Delta variant: ‘This is a wake-up call for everyone in the country,’ emergency physician says

·2 min read

With the Delta variant driving a surge in COVID-19 infections, accounting for more than 90% of new cases across the U.S., health officials warn the threat of the contagious variant is "serious" as infected patients crowd hospital beds in hard-hit regions.

“I cannot emphasize enough how serious this situation is,” Dr. Elizabeth Clayborne, emergency physician at UM Capital Region Medical Center, told Yahoo Finance Live, referring to the Delta variant. “This is a wake-up call for everyone in the country regardless of where they live.”

The daily average case count rose above 96,000 on Wednesday, about a 130% jump over the past two weeks, according to data compiled by the New York Times. And the daily average number of deaths are on the rise as well, climbing 65% in the past 14 days to 410, but still only a fraction of the total reported during the winter peak.

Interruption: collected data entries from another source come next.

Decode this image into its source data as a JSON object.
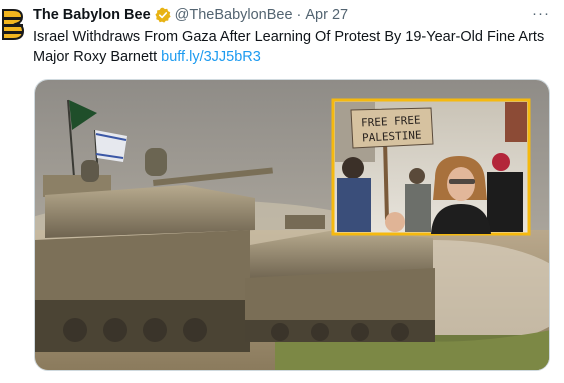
{
  "author": {
    "name": "The Babylon Bee",
    "handle": "@TheBabylonBee",
    "separator": "·",
    "date": "Apr 27",
    "avatar_icon": "babylon-bee-logo-icon",
    "verified_icon": "gold-verified-badge-icon"
  },
  "tweet": {
    "text": "Israel Withdraws From Gaza After Learning Of Protest By 19-Year-Old Fine Arts Major Roxy Barnett",
    "link": "buff.ly/3JJ5bR3"
  },
  "more_icon": "more-options-icon",
  "more_label": "···",
  "media": {
    "sign_text": [
      "FREE FREE",
      "PALESTINE"
    ],
    "inset_border_color": "#f5b90f"
  },
  "colors": {
    "link": "#1d9bf0",
    "secondary_text": "#536471",
    "verified_gold": "#e8b314"
  }
}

As it stands now, Florida and Texas account for about a third of new cases across the country. Texas recorded more than 15,000 new COVID-19 cases Wednesday, its highest one-day total in six months, according to state data. Meanwhile, the Florida Hospital Association reported more than 17,000 new COVID-19 cases in the state and 11,515 COVID-19 patients hospitalized as of Wednesday, with 86% of inpatient ICU beds in use.

But it’s not just Florida and Texas that are seeing a rapid rise in cases fueled by the Delta Variant. States including Louisiana, Mississippi, Alabama, Oklahoma and South Carolina have seen confirmed COVID-19 cases jump more than 100% in the past two weeks.

The Delta variant, which is driving the recent surge in cases, was first detected in India. The variant has now been identified in more than 130 countries and a recent internal Centers for Disease Control and Prevention (CDC) document warned it’s likely to cause more severe illness and is as contagious as chickenpox.

In prepared remarks on Tuesday, President Biden described the Delta variant as a “largely preventable tragedy that will get worse before it gets better” as he laid out plans to get more Americans vaccinated and stop the spread of COVID.

Though vaccination numbers in the country are improving, only 49% of the population 12 years and older is fully vaccinated, and 58% have received one shot.

“As an emergency room physician who continues to take care of patients on a daily basis who are testing positive for COVID… this is a real threat,” Clayborne added. “Reach out to those members of your family or their friend circles who have not been vaccinated and encourage them to rethink that because it is very risky.”